Previous studies conducted in the Netherlands showed that forestry workers have an increased risk of acquiring infections transmitted by ticks 27–30. In this study, 11.6% (6.5–18.8%) of the forestry workers tested positive for anti-B. miyamotoi IgG antibodies. These findings indicate that in addition to LB and other tick-borne pathogens, forestry workers also run an occupational risk of acquiring infection with B. miyamotoi or at least being exposed to this tick-borne pathogen. Furthermore, based on the findings presented here, demonstrating that the group of patients with suspected HGA have a significantly higher seropositivity compared with blood donors, it is suggested that B. miyamotoi might also cause a febrile illness comparable to HGA. This is in line with previous case reports 15. Indeed, the clinical manifestations of HGA might be similar to those caused by B. miyamotoi infection, including (high-grade) fever, chills, myalgia, nausea and headache a few weeks after a tick bite. Therefore, clinicians should include B. miyamotoi in the differential diagnosis of patients with a febrile illness caused by an unknown aetiological agent when there is evidence of tick exposure.

In conclusion, a Luminex-assay was developed for seroepidemiological screening of IgG antibodies against the GlpQ protein of B. miyamotoi.
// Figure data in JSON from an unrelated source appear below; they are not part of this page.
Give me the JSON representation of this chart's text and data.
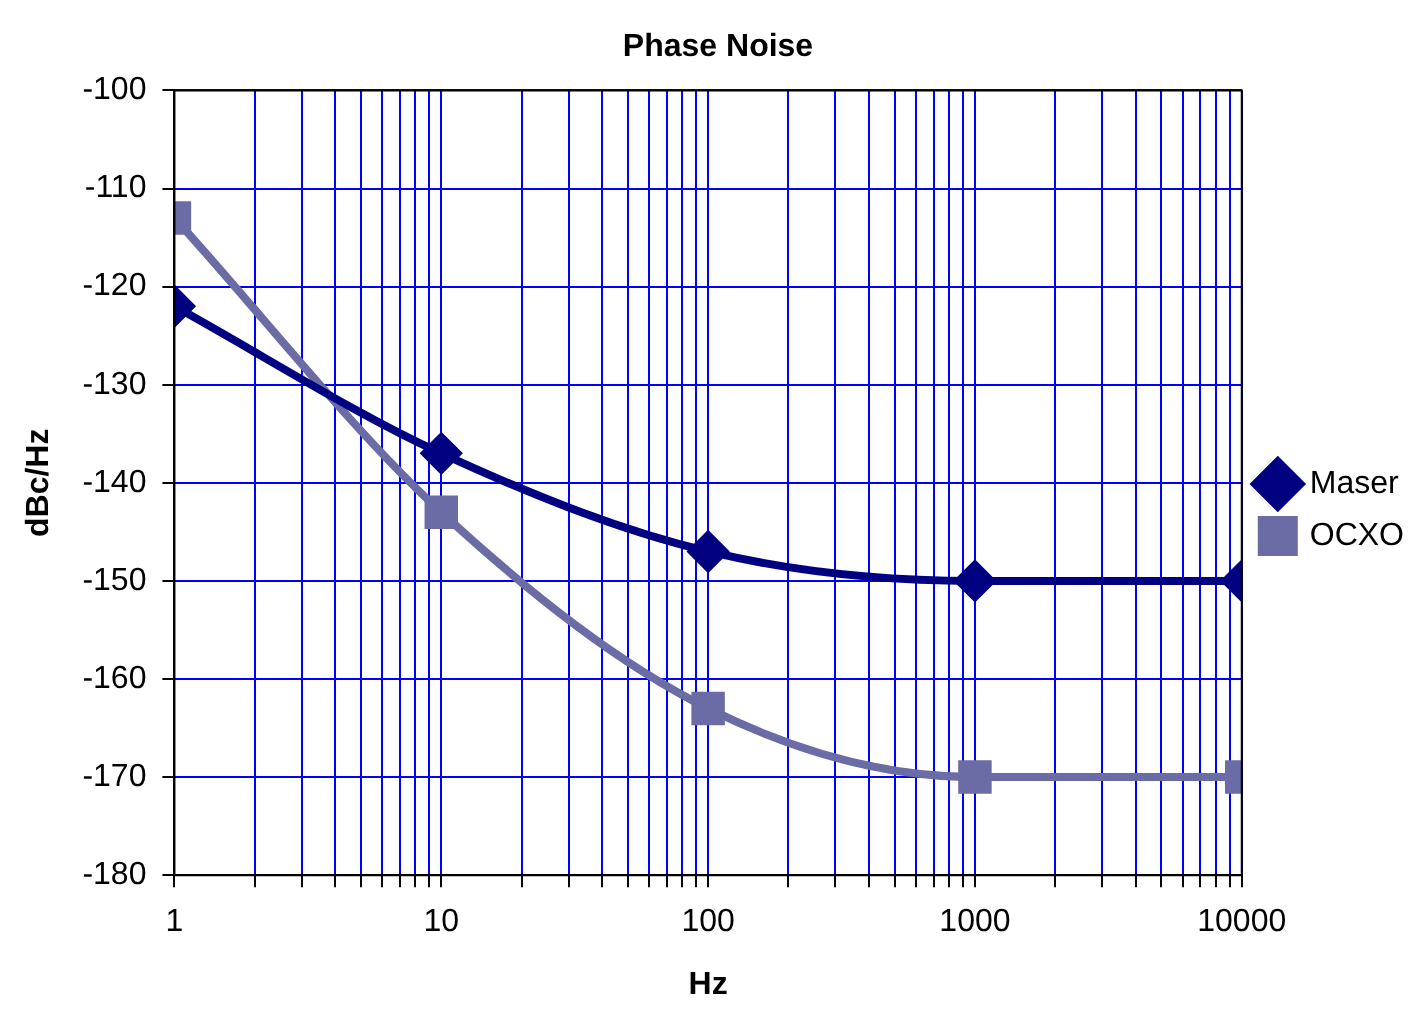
{
  "chart_data": {
    "type": "line",
    "title": "Phase Noise",
    "xlabel": "Hz",
    "ylabel": "dBc/Hz",
    "x": [
      1,
      10,
      100,
      1000,
      10000
    ],
    "series": [
      {
        "name": "Maser",
        "color": "#000080",
        "values": [
          -122,
          -137,
          -147,
          -150,
          -150
        ],
        "marker": "diamond"
      },
      {
        "name": "OCXO",
        "color": "#6b6ba6",
        "values": [
          -113,
          -143,
          -163,
          -170,
          -170
        ],
        "marker": "square"
      }
    ],
    "log": "x",
    "xlim": [
      1,
      10000
    ],
    "xticks": [
      1,
      {
        "value": 2,
        "label": null
      },
      {
        "value": 3,
        "label": null
      },
      {
        "value": 4,
        "label": null
      },
      {
        "value": 5,
        "label": null
      },
      {
        "value": 6,
        "label": null
      },
      {
        "value": 7,
        "label": null
      },
      {
        "value": 8,
        "label": null
      },
      {
        "value": 9,
        "label": null
      },
      10,
      {
        "value": 20,
        "label": null
      },
      {
        "value": 30,
        "label": null
      },
      {
        "value": 40,
        "label": null
      },
      {
        "value": 50,
        "label": null
      },
      {
        "value": 60,
        "label": null
      },
      {
        "value": 70,
        "label": null
      },
      {
        "value": 80,
        "label": null
      },
      {
        "value": 90,
        "label": null
      },
      100,
      {
        "value": 200,
        "label": null
      },
      {
        "value": 300,
        "label": null
      },
      {
        "value": 400,
        "label": null
      },
      {
        "value": 500,
        "label": null
      },
      {
        "value": 600,
        "label": null
      },
      {
        "value": 700,
        "label": null
      },
      {
        "value": 800,
        "label": null
      },
      {
        "value": 900,
        "label": null
      },
      1000,
      {
        "value": 2000,
        "label": null
      },
      {
        "value": 3000,
        "label": null
      },
      {
        "value": 4000,
        "label": null
      },
      {
        "value": 5000,
        "label": null
      },
      {
        "value": 6000,
        "label": null
      },
      {
        "value": 7000,
        "label": null
      },
      {
        "value": 8000,
        "label": null
      },
      {
        "value": 9000,
        "label": null
      },
      10000
    ],
    "ylim": [
      -180,
      -100
    ],
    "yticks": [
      -180,
      -170,
      -160,
      -150,
      -140,
      -130,
      -120,
      -110,
      -100
    ],
    "grid": true,
    "legend": "right",
    "line_style": "solid"
  }
}
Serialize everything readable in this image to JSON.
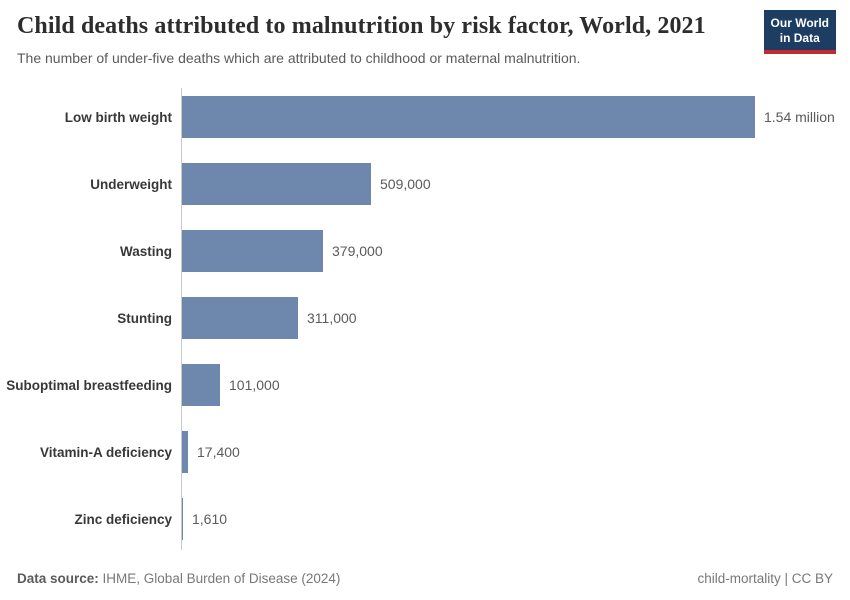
{
  "header": {
    "title": "Child deaths attributed to malnutrition by risk factor, World, 2021",
    "subtitle": "The number of under-five deaths which are attributed to childhood or maternal malnutrition.",
    "logo_line1": "Our World",
    "logo_line2": "in Data"
  },
  "chart_data": {
    "type": "bar",
    "orientation": "horizontal",
    "title": "Child deaths attributed to malnutrition by risk factor, World, 2021",
    "categories": [
      "Low birth weight",
      "Underweight",
      "Wasting",
      "Stunting",
      "Suboptimal breastfeeding",
      "Vitamin-A deficiency",
      "Zinc deficiency"
    ],
    "values": [
      1540000,
      509000,
      379000,
      311000,
      101000,
      17400,
      1610
    ],
    "value_labels": [
      "1.54 million",
      "509,000",
      "379,000",
      "311,000",
      "101,000",
      "17,400",
      "1,610"
    ],
    "xlabel": "",
    "ylabel": "",
    "xlim": [
      0,
      1540000
    ],
    "grid": false,
    "legend": "none",
    "bar_color": "#6d87ad",
    "axis_line_color": "#c9c9c9"
  },
  "footer": {
    "source_label": "Data source:",
    "source_text": "IHME, Global Burden of Disease (2024)",
    "credit": "child-mortality | CC BY"
  }
}
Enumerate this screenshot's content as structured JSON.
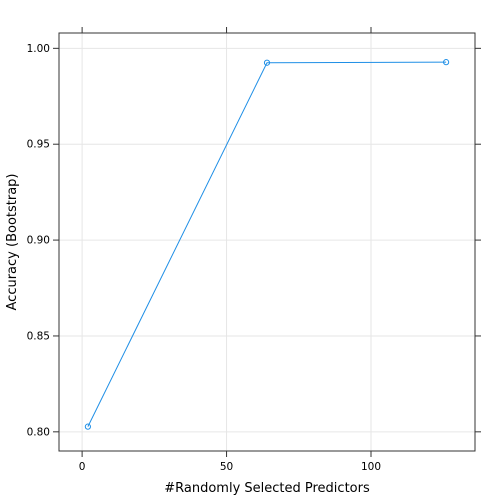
{
  "chart_data": {
    "type": "line",
    "title": "",
    "xlabel": "#Randomly Selected Predictors",
    "ylabel": "Accuracy (Bootstrap)",
    "xlim": [
      -8,
      136
    ],
    "ylim": [
      0.79,
      1.008
    ],
    "x_ticks": [
      0,
      50,
      100
    ],
    "x_tick_labels": [
      "0",
      "50",
      "100"
    ],
    "y_ticks": [
      0.8,
      0.85,
      0.9,
      0.95,
      1.0
    ],
    "y_tick_labels": [
      "0.80",
      "0.85",
      "0.90",
      "0.95",
      "1.00"
    ],
    "grid": true,
    "series": [
      {
        "color": "#1f8fe6",
        "x": [
          2,
          64,
          126
        ],
        "y": [
          0.8027,
          0.9925,
          0.9928
        ]
      }
    ]
  }
}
We observed an increase in seroprevalence from blood donors compared with unconfirmed and confirmed LNB patients. However, only the forestry workers and the serologically unconfirmed but suspected HGA group consistently showed significantly higher seroprevalence compared with the blood donor panel. It could be that some patients identified as having LB and definitely some that were suspected of having HGA, substantiated in part by non-specific serological tests such as a whole-cell ELISA or not substantiated at all, may actually have been infected with these relapsing fever spirochaetes. Furthermore, our study suggests that individuals that are (occupationally) exposed to ticks in the Netherlands, such as forestry workers, are potentially at risk for B. miyamotoi infection. Interestingly, in light of the popularity of outdoor recreational activities among Dutch people, it is to be expected that this will certainly predispose a large number of people to the risk of infection with B. miyamotoi, among other tick-borne pathogens. Therefore, B. miyamotoi infection should be included in the differential diagnosis when forestry workers or patients who engage in outdoor recreational activity present with fever after a tick bite. In addition, in patients with unexplained fever or HGA-like symptoms after exposure to ticks, physicians should consider B. miyamotoi infection. Until better validated diagnostic tests become available it should be recommended to consult academic referral centres when there is suspicion of B. miyamotoi infection.